A partida de Kharkiv, no leste da Ucrânia, foi organizada por funcionários da universidade, e a longa e tensa viagem de autocarro demorou mais porque as famílias ucranianas tinham prioridade. "Eu compreendo. Estão em guerra e a tentar salvar os seus. Tenho pena deles", diz Islam. "Mas no fim de contas não foi assim tão mau para nós, pelo que soubemos de outros. Estivemos numa fila, ao frio, três ou quatro horas."
Passado o susto e o choque da "competição" nas filas junto da fronteira (uma versão do "cada um por si"), fica a dúvida se voltarão à Ucrânia. Islam estudava no quarto ano e Maya no terceiro. "Foi decretada uma pausa letiva. Vamos ver", diz Maya.
A partir de segunda-feira as autoridades fronteiriças passaram a aceitar apenas a identificação das mulheres e crianças ucranianas para que a passagem para a Polónia seja mais lesta. Por Shehyni-Medyka atravessaram umas 200 mil pessoas. Mas ninguém compreende porque só cinco dos 11 postos fronteiriços estão abertos, contribuindo para o estrangulamento.

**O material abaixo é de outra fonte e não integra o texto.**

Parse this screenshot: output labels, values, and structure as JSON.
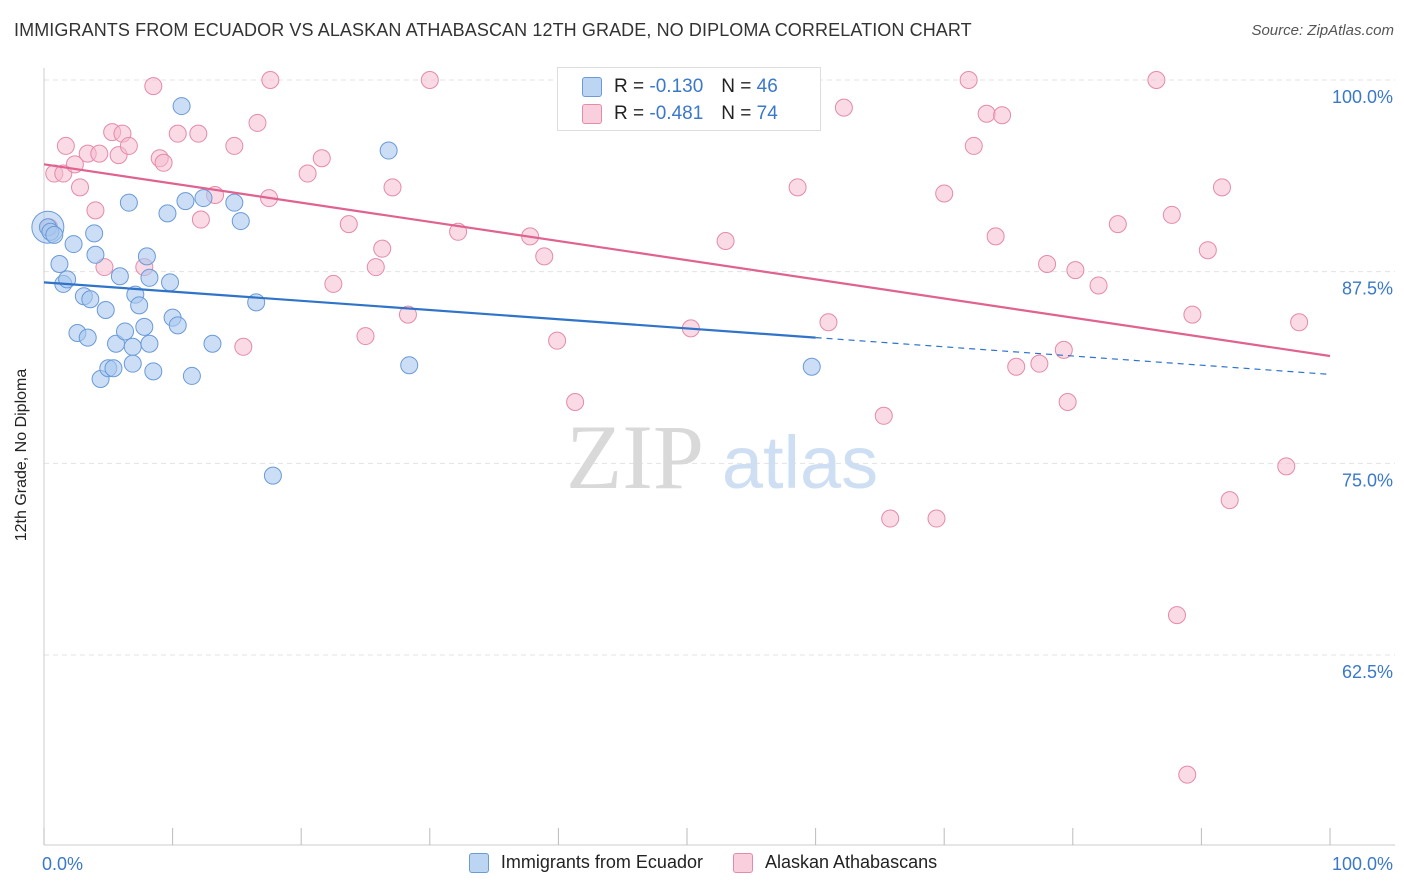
{
  "title": "IMMIGRANTS FROM ECUADOR VS ALASKAN ATHABASCAN 12TH GRADE, NO DIPLOMA CORRELATION CHART",
  "source": "Source: ZipAtlas.com",
  "watermark": {
    "zip": "ZIP",
    "atlas": "atlas"
  },
  "legend_top": [
    {
      "r_label": "R =",
      "r_value": "-0.130",
      "n_label": "N =",
      "n_value": "46"
    },
    {
      "r_label": "R =",
      "r_value": "-0.481",
      "n_label": "N =",
      "n_value": "74"
    }
  ],
  "legend_bottom": [
    "Immigrants from Ecuador",
    "Alaskan Athabascans"
  ],
  "colors": {
    "blue_fill": "#a9c8ef",
    "blue_stroke": "#6a9ad8",
    "blue_line": "#2f74c8",
    "pink_fill": "#f6bcd0",
    "pink_stroke": "#e58aab",
    "pink_line": "#e0628f",
    "tick_label": "#3a78c9",
    "grid": "#e3e3e3"
  },
  "chart_data": {
    "type": "scatter",
    "title": "IMMIGRANTS FROM ECUADOR VS ALASKAN ATHABASCAN 12TH GRADE, NO DIPLOMA CORRELATION CHART",
    "xlabel": "",
    "ylabel": "12th Grade, No Diploma",
    "xlim": [
      0,
      100
    ],
    "ylim": [
      50.6,
      101.2
    ],
    "x_tick_labels": [
      "0.0%",
      "100.0%"
    ],
    "y_ticks": [
      62.5,
      75.0,
      87.5,
      100.0
    ],
    "y_tick_labels": [
      "62.5%",
      "75.0%",
      "87.5%",
      "100.0%"
    ],
    "series": [
      {
        "name": "Immigrants from Ecuador",
        "r": -0.13,
        "n": 46,
        "trend": {
          "x_solid": [
            0,
            60
          ],
          "y_solid": [
            86.8,
            83.2
          ],
          "x_dash": [
            60,
            100
          ],
          "y_dash": [
            83.2,
            80.8
          ]
        },
        "points": [
          [
            0.3,
            90.4
          ],
          [
            0.5,
            90.1
          ],
          [
            0.8,
            89.9
          ],
          [
            1.2,
            88.0
          ],
          [
            1.5,
            86.7
          ],
          [
            1.8,
            87.0
          ],
          [
            2.3,
            89.3
          ],
          [
            2.6,
            83.5
          ],
          [
            3.1,
            85.9
          ],
          [
            3.4,
            83.2
          ],
          [
            3.6,
            85.7
          ],
          [
            3.9,
            90.0
          ],
          [
            4.0,
            88.6
          ],
          [
            4.4,
            80.5
          ],
          [
            4.8,
            85.0
          ],
          [
            5.0,
            81.2
          ],
          [
            5.4,
            81.2
          ],
          [
            5.6,
            82.8
          ],
          [
            5.9,
            87.2
          ],
          [
            6.3,
            83.6
          ],
          [
            6.6,
            92.0
          ],
          [
            6.9,
            81.5
          ],
          [
            7.1,
            86.0
          ],
          [
            7.4,
            85.3
          ],
          [
            7.8,
            83.9
          ],
          [
            8.0,
            88.5
          ],
          [
            8.2,
            87.1
          ],
          [
            8.5,
            81.0
          ],
          [
            9.6,
            91.3
          ],
          [
            9.8,
            86.8
          ],
          [
            10.0,
            84.5
          ],
          [
            10.4,
            84.0
          ],
          [
            10.7,
            98.3
          ],
          [
            11.0,
            92.1
          ],
          [
            11.5,
            80.7
          ],
          [
            12.4,
            92.3
          ],
          [
            13.1,
            82.8
          ],
          [
            14.8,
            92.0
          ],
          [
            15.3,
            90.8
          ],
          [
            16.5,
            85.5
          ],
          [
            17.8,
            74.2
          ],
          [
            26.8,
            95.4
          ],
          [
            28.4,
            81.4
          ],
          [
            59.7,
            81.3
          ],
          [
            8.2,
            82.8
          ],
          [
            6.9,
            82.6
          ]
        ]
      },
      {
        "name": "Alaskan Athabascans",
        "r": -0.481,
        "n": 74,
        "trend": {
          "x_solid": [
            0,
            100
          ],
          "y_solid": [
            94.5,
            82.0
          ]
        },
        "points": [
          [
            0.4,
            90.4
          ],
          [
            0.8,
            93.9
          ],
          [
            1.5,
            93.9
          ],
          [
            1.7,
            95.7
          ],
          [
            2.4,
            94.5
          ],
          [
            2.8,
            93.0
          ],
          [
            3.4,
            95.2
          ],
          [
            4.0,
            91.5
          ],
          [
            4.3,
            95.2
          ],
          [
            4.7,
            87.8
          ],
          [
            5.3,
            96.6
          ],
          [
            5.8,
            95.1
          ],
          [
            6.1,
            96.5
          ],
          [
            6.6,
            95.7
          ],
          [
            7.8,
            87.8
          ],
          [
            8.5,
            99.6
          ],
          [
            9.0,
            94.9
          ],
          [
            9.3,
            94.6
          ],
          [
            10.4,
            96.5
          ],
          [
            12.0,
            96.5
          ],
          [
            12.2,
            90.9
          ],
          [
            13.3,
            92.5
          ],
          [
            14.8,
            95.7
          ],
          [
            15.5,
            82.6
          ],
          [
            16.6,
            97.2
          ],
          [
            17.5,
            92.3
          ],
          [
            17.6,
            100.0
          ],
          [
            20.5,
            93.9
          ],
          [
            21.6,
            94.9
          ],
          [
            22.5,
            86.7
          ],
          [
            23.7,
            90.6
          ],
          [
            25.0,
            83.3
          ],
          [
            25.8,
            87.8
          ],
          [
            26.3,
            89.0
          ],
          [
            27.1,
            93.0
          ],
          [
            28.3,
            84.7
          ],
          [
            30.0,
            100.0
          ],
          [
            32.2,
            90.1
          ],
          [
            37.8,
            89.8
          ],
          [
            38.9,
            88.5
          ],
          [
            39.9,
            83.0
          ],
          [
            41.3,
            79.0
          ],
          [
            50.3,
            83.8
          ],
          [
            53.0,
            89.5
          ],
          [
            58.6,
            93.0
          ],
          [
            61.0,
            84.2
          ],
          [
            62.2,
            98.2
          ],
          [
            65.3,
            78.1
          ],
          [
            65.8,
            71.4
          ],
          [
            69.4,
            71.4
          ],
          [
            70.0,
            92.6
          ],
          [
            71.9,
            100.0
          ],
          [
            72.3,
            95.7
          ],
          [
            73.3,
            97.8
          ],
          [
            74.0,
            89.8
          ],
          [
            74.5,
            97.7
          ],
          [
            75.6,
            81.3
          ],
          [
            77.4,
            81.5
          ],
          [
            78.0,
            88.0
          ],
          [
            79.3,
            82.4
          ],
          [
            79.6,
            79.0
          ],
          [
            80.2,
            87.6
          ],
          [
            82.0,
            86.6
          ],
          [
            83.5,
            90.6
          ],
          [
            86.5,
            100.0
          ],
          [
            87.7,
            91.2
          ],
          [
            88.1,
            65.1
          ],
          [
            88.9,
            54.7
          ],
          [
            89.3,
            84.7
          ],
          [
            90.5,
            88.9
          ],
          [
            91.6,
            93.0
          ],
          [
            92.2,
            72.6
          ],
          [
            96.6,
            74.8
          ],
          [
            97.6,
            84.2
          ]
        ]
      }
    ]
  }
}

Em sentido contrário também se circula. Três ucranianos com idade de mancebos chegaram de comboio para prosseguir até ao seu país. Não falam qualquer língua ocidental, pelo que a comunicação é possível graças a um telefonema para a namorada de um deles. Esta explica que Ilya viajou da Letónia para a sua terra natal, para a "defender".